Monday, August 31, 2009

Units ontology with SPIN support published

My co-workers at TopQuadrant have just published a new OWL ontology about Quantities, Units, Dimensions and Datatypes (QUDT). This is a result of a long term, ongoing project with NASA AMES, and our friends at NASA have permitted us to publish those ontologies to encourage the wider use outside of NASA.

The QUDT ontology is very carefully designed and provides comprehensive coverage of almost every unit of measurement that is known to humankind. For example, it defines the unit Centimeter as follows:

Each unit has a stable URI, making it possible to link to it from your own domain models in a reliable way. For each unit, the ontology defines some useful metadata including abbreviation, a link to DBpedia and a categorization of units into groups, such as length units.

I think this units ontology can fill an important gap in the current Semantic Web and Linked Data efforts. Numeric data without any formalized units is pretty useless for machines, and sometimes even for humans. Currently, a unit may be mentioned somewhere hidden in a comment or not at all, but the QUDT ontology allows ontology designers to clearly specify these implicit assumptions. With explicitly modeled units, linked data can be processed and transformed in much more useful ways. For example, if a height it specified in Centimeters, then a smart linked data browser can automatically translate it into Feet for US American readers.

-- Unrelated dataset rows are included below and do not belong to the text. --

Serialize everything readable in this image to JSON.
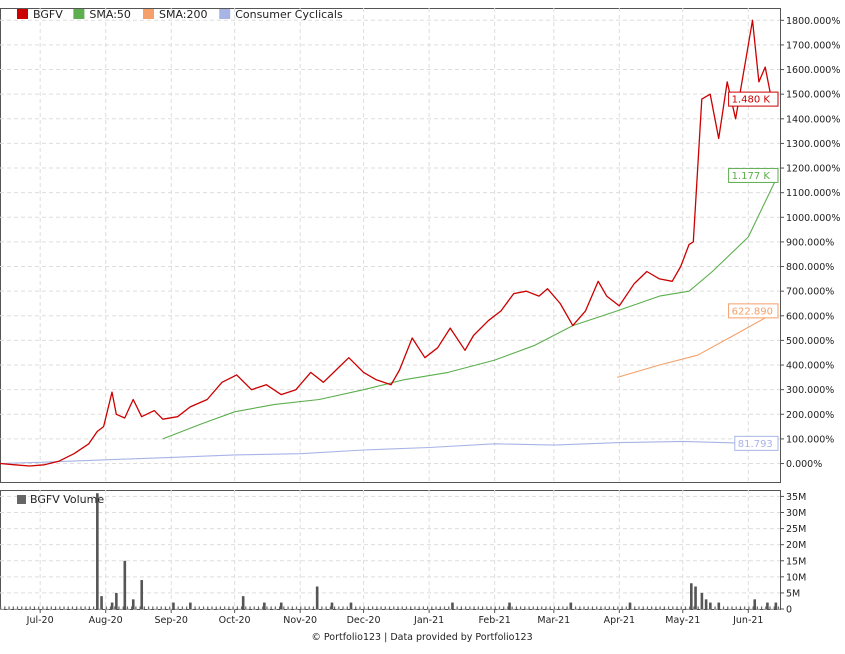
{
  "legend": [
    {
      "label": "BGFV",
      "color": "#cc0000"
    },
    {
      "label": "SMA:50",
      "color": "#5cae4e"
    },
    {
      "label": "SMA:200",
      "color": "#f5a06a"
    },
    {
      "label": "Consumer Cyclicals",
      "color": "#a8b4e6"
    }
  ],
  "volume_legend": {
    "label": "BGFV Volume",
    "color": "#666666"
  },
  "footer": "© Portfolio123 | Data provided by Portfolio123",
  "chart_data": {
    "type": "line",
    "x_tick_labels": [
      "Jul-20",
      "Aug-20",
      "Sep-20",
      "Oct-20",
      "Nov-20",
      "Dec-20",
      "Jan-21",
      "Feb-21",
      "Mar-21",
      "Apr-21",
      "May-21",
      "Jun-21"
    ],
    "x_tick_dates": [
      "2020-07-01",
      "2020-08-01",
      "2020-09-01",
      "2020-10-01",
      "2020-11-01",
      "2020-12-01",
      "2021-01-01",
      "2021-02-01",
      "2021-03-01",
      "2021-04-01",
      "2021-05-01",
      "2021-06-01"
    ],
    "x_range": [
      "2020-06-12",
      "2021-06-16"
    ],
    "price_panel": {
      "y_unit": "%",
      "ylim": [
        -75,
        1850
      ],
      "y_ticks": [
        0,
        100,
        200,
        300,
        400,
        500,
        600,
        700,
        800,
        900,
        1000,
        1100,
        1200,
        1300,
        1400,
        1500,
        1600,
        1700,
        1800
      ],
      "y_tick_labels": [
        "0.000%",
        "100.000%",
        "200.000%",
        "300.000%",
        "400.000%",
        "500.000%",
        "600.000%",
        "700.000%",
        "800.000%",
        "900.000%",
        "1000.000%",
        "1100.000%",
        "1200.000%",
        "1300.000%",
        "1400.000%",
        "1500.000%",
        "1600.000%",
        "1700.000%",
        "1800.000%"
      ],
      "grid": true,
      "series": [
        {
          "name": "BGFV",
          "color": "#cc0000",
          "end_label": "1.480 K",
          "x": [
            "2020-06-12",
            "2020-06-19",
            "2020-06-26",
            "2020-07-03",
            "2020-07-10",
            "2020-07-17",
            "2020-07-24",
            "2020-07-28",
            "2020-07-31",
            "2020-08-04",
            "2020-08-06",
            "2020-08-10",
            "2020-08-14",
            "2020-08-18",
            "2020-08-24",
            "2020-08-28",
            "2020-09-04",
            "2020-09-10",
            "2020-09-18",
            "2020-09-25",
            "2020-10-02",
            "2020-10-09",
            "2020-10-16",
            "2020-10-23",
            "2020-10-30",
            "2020-11-06",
            "2020-11-12",
            "2020-11-18",
            "2020-11-24",
            "2020-12-01",
            "2020-12-07",
            "2020-12-14",
            "2020-12-18",
            "2020-12-24",
            "2020-12-30",
            "2021-01-05",
            "2021-01-11",
            "2021-01-18",
            "2021-01-22",
            "2021-01-29",
            "2021-02-04",
            "2021-02-10",
            "2021-02-16",
            "2021-02-22",
            "2021-02-26",
            "2021-03-04",
            "2021-03-10",
            "2021-03-16",
            "2021-03-22",
            "2021-03-26",
            "2021-04-01",
            "2021-04-08",
            "2021-04-14",
            "2021-04-20",
            "2021-04-26",
            "2021-04-30",
            "2021-05-04",
            "2021-05-06",
            "2021-05-10",
            "2021-05-14",
            "2021-05-18",
            "2021-05-22",
            "2021-05-26",
            "2021-05-31",
            "2021-06-03",
            "2021-06-06",
            "2021-06-09",
            "2021-06-12",
            "2021-06-15"
          ],
          "y": [
            0,
            -5,
            -10,
            -5,
            10,
            40,
            80,
            130,
            150,
            290,
            200,
            185,
            260,
            190,
            215,
            180,
            190,
            230,
            260,
            330,
            360,
            300,
            320,
            280,
            300,
            370,
            330,
            380,
            430,
            370,
            340,
            320,
            380,
            510,
            430,
            470,
            550,
            460,
            520,
            580,
            620,
            690,
            700,
            680,
            710,
            650,
            560,
            620,
            740,
            680,
            640,
            730,
            780,
            750,
            740,
            800,
            890,
            900,
            1480,
            1500,
            1320,
            1550,
            1400,
            1650,
            1800,
            1550,
            1610,
            1480,
            1480
          ]
        },
        {
          "name": "SMA:50",
          "color": "#5cae4e",
          "end_label": "1.177 K",
          "x": [
            "2020-08-28",
            "2020-09-15",
            "2020-10-01",
            "2020-10-20",
            "2020-11-10",
            "2020-12-01",
            "2020-12-20",
            "2021-01-10",
            "2021-02-01",
            "2021-02-20",
            "2021-03-10",
            "2021-03-31",
            "2021-04-20",
            "2021-05-04",
            "2021-05-15",
            "2021-06-01",
            "2021-06-15"
          ],
          "y": [
            100,
            160,
            210,
            240,
            260,
            300,
            340,
            370,
            420,
            480,
            560,
            620,
            680,
            700,
            780,
            920,
            1170
          ]
        },
        {
          "name": "SMA:200",
          "color": "#f5a06a",
          "end_label": "622.890",
          "x": [
            "2021-03-31",
            "2021-04-20",
            "2021-05-08",
            "2021-05-25",
            "2021-06-15"
          ],
          "y": [
            350,
            400,
            440,
            520,
            620
          ]
        },
        {
          "name": "Consumer Cyclicals",
          "color": "#a8b4e6",
          "end_label": "81.793",
          "x": [
            "2020-06-12",
            "2020-07-01",
            "2020-08-01",
            "2020-09-01",
            "2020-10-01",
            "2020-11-01",
            "2020-12-01",
            "2021-01-01",
            "2021-02-01",
            "2021-03-01",
            "2021-04-01",
            "2021-05-01",
            "2021-06-01",
            "2021-06-15"
          ],
          "y": [
            0,
            5,
            15,
            25,
            35,
            40,
            55,
            65,
            80,
            75,
            85,
            90,
            82,
            82
          ]
        }
      ]
    },
    "volume_panel": {
      "name": "BGFV Volume",
      "ylim": [
        0,
        37
      ],
      "y_ticks": [
        0,
        5,
        10,
        15,
        20,
        25,
        30,
        35
      ],
      "y_tick_labels": [
        "0",
        "5M",
        "10M",
        "15M",
        "20M",
        "25M",
        "30M",
        "35M"
      ],
      "bars": {
        "x": [
          "2020-07-28",
          "2020-07-30",
          "2020-08-04",
          "2020-08-06",
          "2020-08-10",
          "2020-08-14",
          "2020-08-18",
          "2020-09-02",
          "2020-09-10",
          "2020-10-05",
          "2020-10-15",
          "2020-10-23",
          "2020-11-09",
          "2020-11-16",
          "2020-11-25",
          "2021-01-12",
          "2021-02-08",
          "2021-03-09",
          "2021-04-06",
          "2021-05-05",
          "2021-05-07",
          "2021-05-10",
          "2021-05-12",
          "2021-05-14",
          "2021-05-18",
          "2021-06-04",
          "2021-06-10",
          "2021-06-14"
        ],
        "values": [
          36,
          4,
          2,
          5,
          15,
          3,
          9,
          2,
          2,
          4,
          2,
          2,
          7,
          2,
          2,
          2,
          2,
          2,
          2,
          8,
          7,
          5,
          3,
          2,
          2,
          3,
          2,
          2
        ]
      }
    }
  }
}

There are two main ways of using the units ontology: you can use the unit resources to "annotate" your properties with a dedicated property such as qud:units. The values of your property would use built-in datatypes such as xsd:double. The other alternative is to embed the unit directly into the literals. For this use case, all units have also been declared to be rdfs:Datatypes. This makes it possible, to assign units as rdfs:ranges of a property as shown below:

Here, the property height has the range unit:Centimeter. An example instance would then show up like this:


The specific height will then be stored in RDF literals such as "8380"^^unit:Centimeter. (The upcoming version 3.2 of TopBraid Composer will show the unit in parantheses behind the property name, but I didn't want to play tricks here).

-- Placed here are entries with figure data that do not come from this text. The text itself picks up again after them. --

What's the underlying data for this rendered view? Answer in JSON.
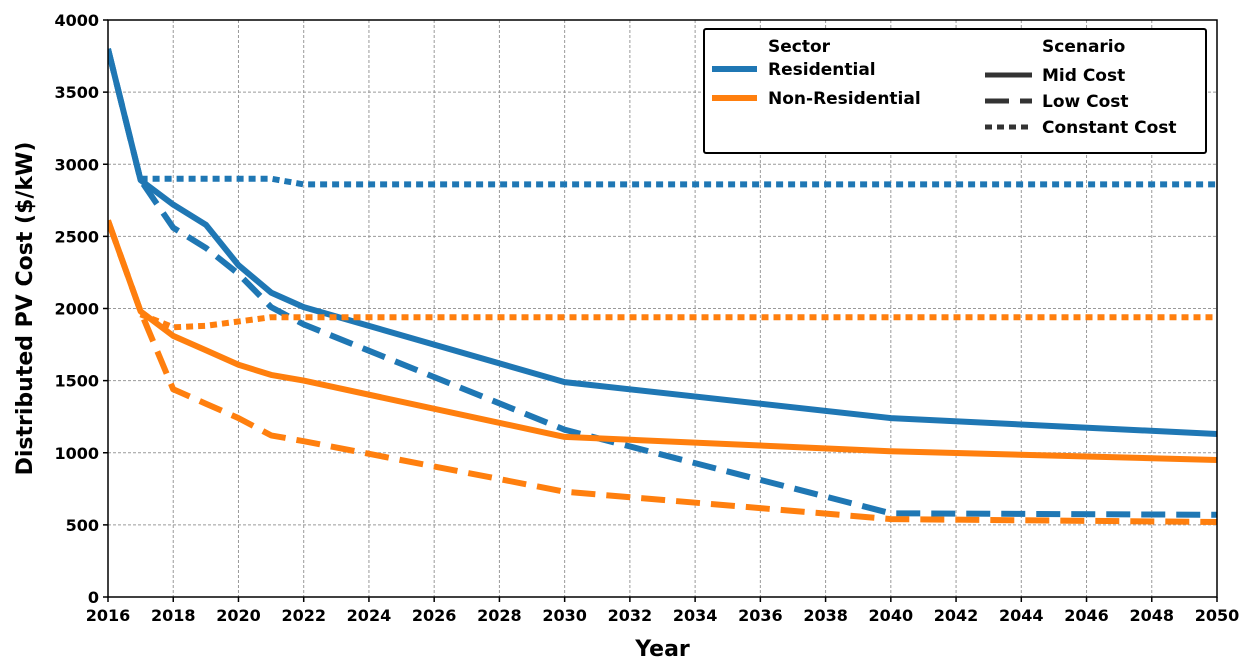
{
  "chart_data": {
    "type": "line",
    "title": "",
    "xlabel": "Year",
    "ylabel": "Distributed PV Cost ($/kW)",
    "xlim": [
      2016,
      2050
    ],
    "ylim": [
      0,
      4000
    ],
    "xticks": [
      "2016",
      "2018",
      "2020",
      "2022",
      "2024",
      "2026",
      "2028",
      "2030",
      "2032",
      "2034",
      "2036",
      "2038",
      "2040",
      "2042",
      "2044",
      "2046",
      "2048",
      "2050"
    ],
    "yticks": [
      "0",
      "500",
      "1000",
      "1500",
      "2000",
      "2500",
      "3000",
      "3500",
      "4000"
    ],
    "grid": true,
    "legend": {
      "placement": "top-right",
      "sector_title": "Sector",
      "scenario_title": "Scenario",
      "sectors": [
        {
          "label": "Residential",
          "color": "#1f77b4"
        },
        {
          "label": "Non-Residential",
          "color": "#ff7f0e"
        }
      ],
      "scenarios": [
        {
          "label": "Mid Cost",
          "style": "solid"
        },
        {
          "label": "Low Cost",
          "style": "dashed"
        },
        {
          "label": "Constant Cost",
          "style": "dotted"
        }
      ]
    },
    "series": [
      {
        "sector": "Residential",
        "scenario": "Mid Cost",
        "color": "#1f77b4",
        "style": "solid",
        "x": [
          2016,
          2017,
          2018,
          2019,
          2020,
          2021,
          2022,
          2030,
          2040,
          2050
        ],
        "y": [
          3800,
          2890,
          2720,
          2580,
          2300,
          2110,
          2010,
          1490,
          1240,
          1130
        ]
      },
      {
        "sector": "Residential",
        "scenario": "Low Cost",
        "color": "#1f77b4",
        "style": "dashed",
        "x": [
          2016,
          2017,
          2018,
          2019,
          2020,
          2021,
          2022,
          2030,
          2040,
          2050
        ],
        "y": [
          3800,
          2890,
          2560,
          2420,
          2240,
          2010,
          1890,
          1160,
          580,
          570
        ]
      },
      {
        "sector": "Residential",
        "scenario": "Constant Cost",
        "color": "#1f77b4",
        "style": "dotted",
        "x": [
          2017,
          2021,
          2022,
          2050
        ],
        "y": [
          2900,
          2900,
          2860,
          2860
        ]
      },
      {
        "sector": "Non-Residential",
        "scenario": "Mid Cost",
        "color": "#ff7f0e",
        "style": "solid",
        "x": [
          2016,
          2017,
          2018,
          2019,
          2020,
          2021,
          2022,
          2030,
          2040,
          2050
        ],
        "y": [
          2610,
          1980,
          1810,
          1710,
          1610,
          1540,
          1500,
          1110,
          1010,
          950
        ]
      },
      {
        "sector": "Non-Residential",
        "scenario": "Low Cost",
        "color": "#ff7f0e",
        "style": "dashed",
        "x": [
          2016,
          2017,
          2018,
          2019,
          2020,
          2021,
          2022,
          2030,
          2040,
          2050
        ],
        "y": [
          2610,
          1980,
          1440,
          1340,
          1240,
          1120,
          1080,
          730,
          540,
          520
        ]
      },
      {
        "sector": "Non-Residential",
        "scenario": "Constant Cost",
        "color": "#ff7f0e",
        "style": "dotted",
        "x": [
          2017,
          2018,
          2019,
          2020,
          2021,
          2050
        ],
        "y": [
          1960,
          1870,
          1880,
          1910,
          1940,
          1940
        ]
      }
    ]
  }
}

Now that the units have been formalized in an ontology, new ways of working with numeric data become possible. As described earlier, the SPIN framework can be used to define new SPARQL functions which can then be used to do things like unit conversion. We have published a SPIN Library which contains some generic unit conversion functions. For example, the qudspin:convert function can be used to convert any numeric value from a source unit (here: unit:Centimeter) to a target unit (unit:Foot):


If the units are used as datatypes, then the function qudspin:convertLiteral can be used, saving one argument in the function call:


In the following example, we iterate over all instances with a :height property and display the height (in cm) as well as the converted height (in feet) using the SPIN function:


Such unit conversion tasks have been made possible by adding conversion multipliers to the QUDT ontology. SPIN functions can use this extra metadata to drive mathematical computations. The function qudspin:convert is backed by a SPARQL query as shown below:

The SPIN framework makes it possible to define such SPARQL functions (and rules and constraints) in a completely declarative way. No extra hard-coding of anything is needed. Any SPIN-aware SPARQL engine can simply look up the definition of the qudspin:convert function on the web and learn about the underlying mathematics. Likewise, there is no need for humans to worry about the calculations themselves - they can treat the SPIN function as a black box.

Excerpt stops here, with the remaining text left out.